Static rendering, is where we generate the full set of html content ahead of time. This checks all boxes with regards to performance i.e.

  1. Fast TTFB, fast FP, fast FCP, fast TTI.

  2. Fast FP

  3. Fast FCP

  4. Fast TTI

You might be familiar with tools like Jekyl, Gatsby, or Hugo that accomplish this. The main drawback with this approach, is that if we have dynamic content that we don't know ahead of time what the html page is going to look like, static sites are not able to accomplish this task.

Server vs. Static Rendering

So let's say that you are coming across a situation where you cannot use static rendering. But you would like to use static rendering. The only issue in this is that your page is dynamic. The server side rendering is not an end all be all solution. There will need to be some sort of caching solution offered in this regard, for server side rendering to be truly effective.

Client Side Rendering

Client side rendering is what usually happens by default in an Angular application.

  1. logic

  2. Data fetching

  3. Templating

  4. Routing

One of the more notable downsides is as follows:

  1. Performance concerns for mobile

Universal Rendering - Server + Client Side

Universal rendering is the happy medium between server side and client side rendering. Navigation requests(full page loads + reloads) are accomplished by the server side. The actual HTML is delivered by the server.
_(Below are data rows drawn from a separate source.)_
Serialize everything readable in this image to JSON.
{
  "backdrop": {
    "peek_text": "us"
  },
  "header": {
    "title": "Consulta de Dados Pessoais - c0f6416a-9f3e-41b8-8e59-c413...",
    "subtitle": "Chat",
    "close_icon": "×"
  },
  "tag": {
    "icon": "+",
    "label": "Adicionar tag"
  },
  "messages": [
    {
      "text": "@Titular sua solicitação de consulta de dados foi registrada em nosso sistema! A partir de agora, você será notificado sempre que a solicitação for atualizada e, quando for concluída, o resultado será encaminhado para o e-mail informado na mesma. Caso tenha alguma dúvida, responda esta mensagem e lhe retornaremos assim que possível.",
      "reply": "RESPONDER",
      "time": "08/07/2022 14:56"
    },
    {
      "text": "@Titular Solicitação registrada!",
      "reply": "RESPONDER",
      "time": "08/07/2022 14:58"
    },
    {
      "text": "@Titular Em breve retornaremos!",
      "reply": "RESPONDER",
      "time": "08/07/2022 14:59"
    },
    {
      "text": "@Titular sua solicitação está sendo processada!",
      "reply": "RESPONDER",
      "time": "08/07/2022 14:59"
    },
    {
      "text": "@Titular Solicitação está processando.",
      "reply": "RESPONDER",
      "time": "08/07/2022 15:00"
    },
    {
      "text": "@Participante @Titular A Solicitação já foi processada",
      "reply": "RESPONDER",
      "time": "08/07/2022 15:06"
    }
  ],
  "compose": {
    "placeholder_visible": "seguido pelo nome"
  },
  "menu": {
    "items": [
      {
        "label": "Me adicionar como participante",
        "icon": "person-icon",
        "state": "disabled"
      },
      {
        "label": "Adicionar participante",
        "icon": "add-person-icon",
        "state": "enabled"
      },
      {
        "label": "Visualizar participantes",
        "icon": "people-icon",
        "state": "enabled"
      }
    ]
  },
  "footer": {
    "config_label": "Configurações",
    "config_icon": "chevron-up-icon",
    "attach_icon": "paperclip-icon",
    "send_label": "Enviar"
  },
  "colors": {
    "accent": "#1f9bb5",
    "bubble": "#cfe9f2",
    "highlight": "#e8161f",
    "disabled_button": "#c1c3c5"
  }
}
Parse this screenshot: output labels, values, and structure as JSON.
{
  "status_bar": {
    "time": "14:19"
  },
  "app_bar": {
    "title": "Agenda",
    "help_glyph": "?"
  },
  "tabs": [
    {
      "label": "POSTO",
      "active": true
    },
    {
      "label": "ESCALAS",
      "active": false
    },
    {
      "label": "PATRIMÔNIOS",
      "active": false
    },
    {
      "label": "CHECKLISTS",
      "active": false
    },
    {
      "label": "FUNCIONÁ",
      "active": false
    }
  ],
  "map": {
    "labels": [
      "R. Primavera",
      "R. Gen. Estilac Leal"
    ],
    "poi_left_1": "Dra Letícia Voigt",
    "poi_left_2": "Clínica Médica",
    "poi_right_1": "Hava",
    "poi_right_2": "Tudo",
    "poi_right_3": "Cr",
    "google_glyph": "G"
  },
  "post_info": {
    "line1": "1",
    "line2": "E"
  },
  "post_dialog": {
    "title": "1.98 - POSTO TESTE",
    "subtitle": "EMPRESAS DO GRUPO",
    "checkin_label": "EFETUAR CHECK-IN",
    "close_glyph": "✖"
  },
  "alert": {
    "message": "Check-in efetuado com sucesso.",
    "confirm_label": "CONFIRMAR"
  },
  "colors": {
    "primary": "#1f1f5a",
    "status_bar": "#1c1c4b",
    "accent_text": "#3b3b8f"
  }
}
The JavaScript and data needed is embedded into the document. The one downside to SSR, is that it might look like it is fully loaded, but a user will not be able to interact with until the JavaScript is fully embedded. On devices such as mobile, this can take a couple of seconds. The one outlier with regards to SSR, is that if you can find a use case wherein the content will be highly cacheable, then SSR might be a good candidate.

Up and Coming Technologies

There are some technologies that are on the horizon that are useful to keep an eye on. There are two in particular, streaming server rendering

  • progressive rehydration.

Streaming Server Rendering

This allows for you to send HTML in chunks, so that the browser can progressively render as it's recieved.

Progressive Rehydration

With this approach, individual pieces of an application are booted up over time as opposed to an entire application. This will help reduce the amount of JavaScript required for an application as it is aware of what it is that the user specifically needs. This also helps prevent one of the major concerns of SSR rehydration, wherein a server rendered DOM tree rebuilds itself.